Микола не знал и не мог, естественно, знать, что Лебедь уже обсудил его судьбу с Романом Шухевичем. Лебедь предложил вернуть парня домой, после того как легион передислоцируют в Санок, к русской границе. Однако Шухевич, побеседовав с офицером СС Крюгером, прикомандированным к «Нахтигалю», решил по-иному – оставить Миколу для того, чтобы на его примере воспитать остальных.

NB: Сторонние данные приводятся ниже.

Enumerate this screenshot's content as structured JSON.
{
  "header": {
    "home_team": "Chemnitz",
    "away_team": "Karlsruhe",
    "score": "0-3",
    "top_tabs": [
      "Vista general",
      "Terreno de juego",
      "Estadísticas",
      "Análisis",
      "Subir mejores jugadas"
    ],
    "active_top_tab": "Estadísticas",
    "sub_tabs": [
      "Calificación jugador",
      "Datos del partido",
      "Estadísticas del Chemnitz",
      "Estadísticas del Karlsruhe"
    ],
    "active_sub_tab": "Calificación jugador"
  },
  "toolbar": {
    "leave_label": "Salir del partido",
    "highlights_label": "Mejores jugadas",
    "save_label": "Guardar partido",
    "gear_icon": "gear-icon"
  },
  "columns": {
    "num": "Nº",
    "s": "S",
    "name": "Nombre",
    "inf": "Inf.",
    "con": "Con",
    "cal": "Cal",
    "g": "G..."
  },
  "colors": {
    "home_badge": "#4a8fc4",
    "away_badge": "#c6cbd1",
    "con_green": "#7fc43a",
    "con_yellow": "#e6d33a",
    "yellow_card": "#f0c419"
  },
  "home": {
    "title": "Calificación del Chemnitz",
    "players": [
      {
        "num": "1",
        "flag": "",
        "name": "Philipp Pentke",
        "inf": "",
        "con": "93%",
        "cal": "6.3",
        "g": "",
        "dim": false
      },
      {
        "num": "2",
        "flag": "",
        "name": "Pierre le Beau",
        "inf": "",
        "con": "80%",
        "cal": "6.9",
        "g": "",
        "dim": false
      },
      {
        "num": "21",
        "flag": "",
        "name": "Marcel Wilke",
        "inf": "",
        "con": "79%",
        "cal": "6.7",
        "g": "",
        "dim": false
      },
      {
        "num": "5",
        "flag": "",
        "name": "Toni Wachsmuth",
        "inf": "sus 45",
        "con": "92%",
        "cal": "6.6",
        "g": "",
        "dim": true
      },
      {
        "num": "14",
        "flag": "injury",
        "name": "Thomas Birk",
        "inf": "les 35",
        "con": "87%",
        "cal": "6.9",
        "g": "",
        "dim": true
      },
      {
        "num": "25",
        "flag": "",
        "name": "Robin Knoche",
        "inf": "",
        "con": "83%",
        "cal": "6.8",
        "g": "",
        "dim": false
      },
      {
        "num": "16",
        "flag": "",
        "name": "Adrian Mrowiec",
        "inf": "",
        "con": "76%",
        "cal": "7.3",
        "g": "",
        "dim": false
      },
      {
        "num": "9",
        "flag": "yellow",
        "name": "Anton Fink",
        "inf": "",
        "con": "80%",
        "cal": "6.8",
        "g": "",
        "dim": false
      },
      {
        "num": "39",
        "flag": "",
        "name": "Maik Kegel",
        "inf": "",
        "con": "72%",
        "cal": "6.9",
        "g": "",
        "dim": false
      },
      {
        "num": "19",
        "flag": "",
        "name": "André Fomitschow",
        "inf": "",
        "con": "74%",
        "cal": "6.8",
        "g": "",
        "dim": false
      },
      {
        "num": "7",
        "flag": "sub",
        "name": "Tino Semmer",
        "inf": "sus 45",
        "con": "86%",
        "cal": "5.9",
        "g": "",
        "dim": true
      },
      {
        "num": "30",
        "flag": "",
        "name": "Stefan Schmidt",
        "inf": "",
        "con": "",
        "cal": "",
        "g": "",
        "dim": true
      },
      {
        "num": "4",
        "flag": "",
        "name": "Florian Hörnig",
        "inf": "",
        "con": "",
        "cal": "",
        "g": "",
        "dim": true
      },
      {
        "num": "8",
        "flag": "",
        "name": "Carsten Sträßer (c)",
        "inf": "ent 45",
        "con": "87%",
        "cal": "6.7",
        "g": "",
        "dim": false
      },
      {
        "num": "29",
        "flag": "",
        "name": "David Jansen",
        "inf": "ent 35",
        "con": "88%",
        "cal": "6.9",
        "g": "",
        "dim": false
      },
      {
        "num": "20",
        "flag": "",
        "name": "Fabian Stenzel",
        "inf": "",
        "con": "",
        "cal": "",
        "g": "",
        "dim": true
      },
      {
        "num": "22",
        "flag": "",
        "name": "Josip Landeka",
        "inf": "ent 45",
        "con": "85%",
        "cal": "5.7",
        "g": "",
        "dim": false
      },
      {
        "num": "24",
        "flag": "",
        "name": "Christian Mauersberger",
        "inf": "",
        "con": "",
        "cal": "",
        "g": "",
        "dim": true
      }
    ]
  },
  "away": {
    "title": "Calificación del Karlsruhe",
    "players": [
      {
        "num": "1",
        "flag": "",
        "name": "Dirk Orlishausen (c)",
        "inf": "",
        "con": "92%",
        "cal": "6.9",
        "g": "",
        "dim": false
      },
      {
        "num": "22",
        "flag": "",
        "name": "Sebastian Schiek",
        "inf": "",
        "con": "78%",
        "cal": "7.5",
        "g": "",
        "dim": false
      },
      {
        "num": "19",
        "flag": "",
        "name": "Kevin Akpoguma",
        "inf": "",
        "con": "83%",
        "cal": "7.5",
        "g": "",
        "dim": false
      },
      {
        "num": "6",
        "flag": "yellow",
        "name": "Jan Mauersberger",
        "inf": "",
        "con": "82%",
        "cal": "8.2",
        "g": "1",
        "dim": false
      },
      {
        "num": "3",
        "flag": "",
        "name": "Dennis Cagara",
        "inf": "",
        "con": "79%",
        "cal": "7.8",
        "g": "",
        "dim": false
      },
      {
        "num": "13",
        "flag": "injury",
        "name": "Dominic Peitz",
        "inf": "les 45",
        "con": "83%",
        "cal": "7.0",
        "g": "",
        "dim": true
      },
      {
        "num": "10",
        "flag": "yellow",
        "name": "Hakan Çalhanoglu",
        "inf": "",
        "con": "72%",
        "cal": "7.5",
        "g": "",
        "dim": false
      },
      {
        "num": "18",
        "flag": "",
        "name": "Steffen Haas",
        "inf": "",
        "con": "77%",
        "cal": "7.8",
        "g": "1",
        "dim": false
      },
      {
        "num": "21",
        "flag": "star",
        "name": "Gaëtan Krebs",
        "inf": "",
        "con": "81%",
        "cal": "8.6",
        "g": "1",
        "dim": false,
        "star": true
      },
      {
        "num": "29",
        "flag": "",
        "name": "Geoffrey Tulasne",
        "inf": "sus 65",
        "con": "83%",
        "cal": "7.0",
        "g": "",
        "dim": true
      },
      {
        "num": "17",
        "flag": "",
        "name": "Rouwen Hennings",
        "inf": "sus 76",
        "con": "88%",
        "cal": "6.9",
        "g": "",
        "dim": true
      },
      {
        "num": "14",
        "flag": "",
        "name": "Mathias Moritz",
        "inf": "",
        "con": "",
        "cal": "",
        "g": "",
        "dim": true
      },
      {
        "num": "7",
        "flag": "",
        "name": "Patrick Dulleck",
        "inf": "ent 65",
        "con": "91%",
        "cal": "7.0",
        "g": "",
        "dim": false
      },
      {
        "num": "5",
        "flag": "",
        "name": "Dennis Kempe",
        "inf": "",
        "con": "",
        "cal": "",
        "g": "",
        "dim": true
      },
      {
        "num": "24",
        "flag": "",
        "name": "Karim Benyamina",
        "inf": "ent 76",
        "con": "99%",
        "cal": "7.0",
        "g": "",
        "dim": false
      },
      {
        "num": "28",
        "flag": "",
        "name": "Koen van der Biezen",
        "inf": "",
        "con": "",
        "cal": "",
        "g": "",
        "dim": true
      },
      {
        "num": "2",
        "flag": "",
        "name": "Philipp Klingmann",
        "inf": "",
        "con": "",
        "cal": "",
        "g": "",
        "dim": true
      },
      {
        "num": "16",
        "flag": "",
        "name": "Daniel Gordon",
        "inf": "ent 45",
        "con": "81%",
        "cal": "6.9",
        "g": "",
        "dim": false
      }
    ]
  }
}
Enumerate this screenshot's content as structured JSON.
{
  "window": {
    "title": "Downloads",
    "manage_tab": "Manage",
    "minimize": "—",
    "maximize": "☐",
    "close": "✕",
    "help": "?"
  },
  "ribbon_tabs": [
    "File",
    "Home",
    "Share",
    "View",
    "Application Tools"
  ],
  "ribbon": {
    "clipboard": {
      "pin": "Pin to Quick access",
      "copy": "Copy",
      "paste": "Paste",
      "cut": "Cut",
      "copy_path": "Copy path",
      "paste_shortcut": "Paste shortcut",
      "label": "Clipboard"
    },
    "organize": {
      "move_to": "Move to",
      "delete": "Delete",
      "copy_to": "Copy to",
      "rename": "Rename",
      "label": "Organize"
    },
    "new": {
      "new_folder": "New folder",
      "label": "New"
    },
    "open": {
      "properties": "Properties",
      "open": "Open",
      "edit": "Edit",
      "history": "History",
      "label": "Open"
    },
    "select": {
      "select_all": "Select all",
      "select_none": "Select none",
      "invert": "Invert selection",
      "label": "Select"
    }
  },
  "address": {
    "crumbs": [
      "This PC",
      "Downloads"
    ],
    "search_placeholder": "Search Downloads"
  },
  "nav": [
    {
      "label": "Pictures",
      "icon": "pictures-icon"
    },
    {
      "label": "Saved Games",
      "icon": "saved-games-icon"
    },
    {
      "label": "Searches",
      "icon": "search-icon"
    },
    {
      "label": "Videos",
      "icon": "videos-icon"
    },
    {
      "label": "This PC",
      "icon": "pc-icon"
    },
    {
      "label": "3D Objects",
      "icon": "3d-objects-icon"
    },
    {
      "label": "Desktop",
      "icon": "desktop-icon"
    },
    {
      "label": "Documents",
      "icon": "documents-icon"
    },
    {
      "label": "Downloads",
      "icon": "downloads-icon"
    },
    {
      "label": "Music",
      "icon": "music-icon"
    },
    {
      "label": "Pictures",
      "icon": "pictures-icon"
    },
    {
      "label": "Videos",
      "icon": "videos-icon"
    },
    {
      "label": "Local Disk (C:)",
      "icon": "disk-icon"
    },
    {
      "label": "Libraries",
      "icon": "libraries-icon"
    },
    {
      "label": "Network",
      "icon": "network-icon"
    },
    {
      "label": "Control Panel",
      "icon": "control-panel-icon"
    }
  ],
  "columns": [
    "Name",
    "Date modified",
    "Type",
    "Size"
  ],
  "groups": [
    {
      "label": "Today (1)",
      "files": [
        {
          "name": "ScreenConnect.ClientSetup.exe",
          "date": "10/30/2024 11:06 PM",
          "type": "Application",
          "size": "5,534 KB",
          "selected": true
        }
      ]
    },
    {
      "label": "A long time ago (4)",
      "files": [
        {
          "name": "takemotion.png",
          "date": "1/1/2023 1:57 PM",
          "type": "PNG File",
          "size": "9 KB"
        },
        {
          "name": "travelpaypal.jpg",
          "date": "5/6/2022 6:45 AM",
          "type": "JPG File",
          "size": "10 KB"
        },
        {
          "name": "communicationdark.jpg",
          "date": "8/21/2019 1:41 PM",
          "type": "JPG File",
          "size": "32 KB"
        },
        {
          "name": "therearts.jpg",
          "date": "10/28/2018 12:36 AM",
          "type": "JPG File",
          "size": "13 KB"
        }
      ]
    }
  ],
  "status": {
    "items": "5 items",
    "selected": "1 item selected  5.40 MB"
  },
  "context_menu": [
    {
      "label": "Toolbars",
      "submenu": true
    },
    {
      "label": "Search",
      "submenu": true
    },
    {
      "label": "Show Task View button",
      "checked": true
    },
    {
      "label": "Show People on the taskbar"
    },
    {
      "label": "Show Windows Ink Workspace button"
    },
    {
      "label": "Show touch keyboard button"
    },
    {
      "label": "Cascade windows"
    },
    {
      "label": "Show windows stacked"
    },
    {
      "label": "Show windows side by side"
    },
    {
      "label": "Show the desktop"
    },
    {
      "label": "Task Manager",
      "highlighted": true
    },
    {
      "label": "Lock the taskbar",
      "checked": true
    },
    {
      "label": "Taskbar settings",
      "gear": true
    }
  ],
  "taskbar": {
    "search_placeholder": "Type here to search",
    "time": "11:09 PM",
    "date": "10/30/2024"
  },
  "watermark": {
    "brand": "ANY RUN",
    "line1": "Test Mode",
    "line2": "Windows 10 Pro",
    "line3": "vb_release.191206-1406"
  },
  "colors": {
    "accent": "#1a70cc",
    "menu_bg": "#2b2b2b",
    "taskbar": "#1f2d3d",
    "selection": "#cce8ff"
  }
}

– Во Львове, – говорил Лебедь на следующем занятии, зная, что в помещении теперь одни лишь свои, н е д о у м о к кастрюли драит, – в первый день надлежит вам, хлопцы, ликвидировать комиссаров и чекистов: своих, украинских, спервоначала. Потом москалей, жидов и поляков. На каждого в день я кладу десяток. Всего вас восемьсот. За десять дней, таким образом, мы уберем всех врагов – дышать станет легче, да и место для тех наших, кто приедет следом из генерал-губернаторства, надо освободить. Я главные-то имена назову, а вы запомните. От этих главных круги себе разрисуете, их бесы тоже пятерками живут: вокруг главного – пять прихвостней, у каждого из этих пяти – своих еще с полтора десятка. А это легко, когда много. Один не дрогнет – другой развалится. Особенно бабы и дети: на них жмите, если тот, кто нам нужен, скрылся. Записывать, конечно же, ничего не надо, вы разведка, вам бумага и перо ни к чему, это для интеллигентиков там разных – писать, а нам делать надо. Очи закройте, отдохните малость, в себя поглядите, успокойтесь… Вот так. Готовы?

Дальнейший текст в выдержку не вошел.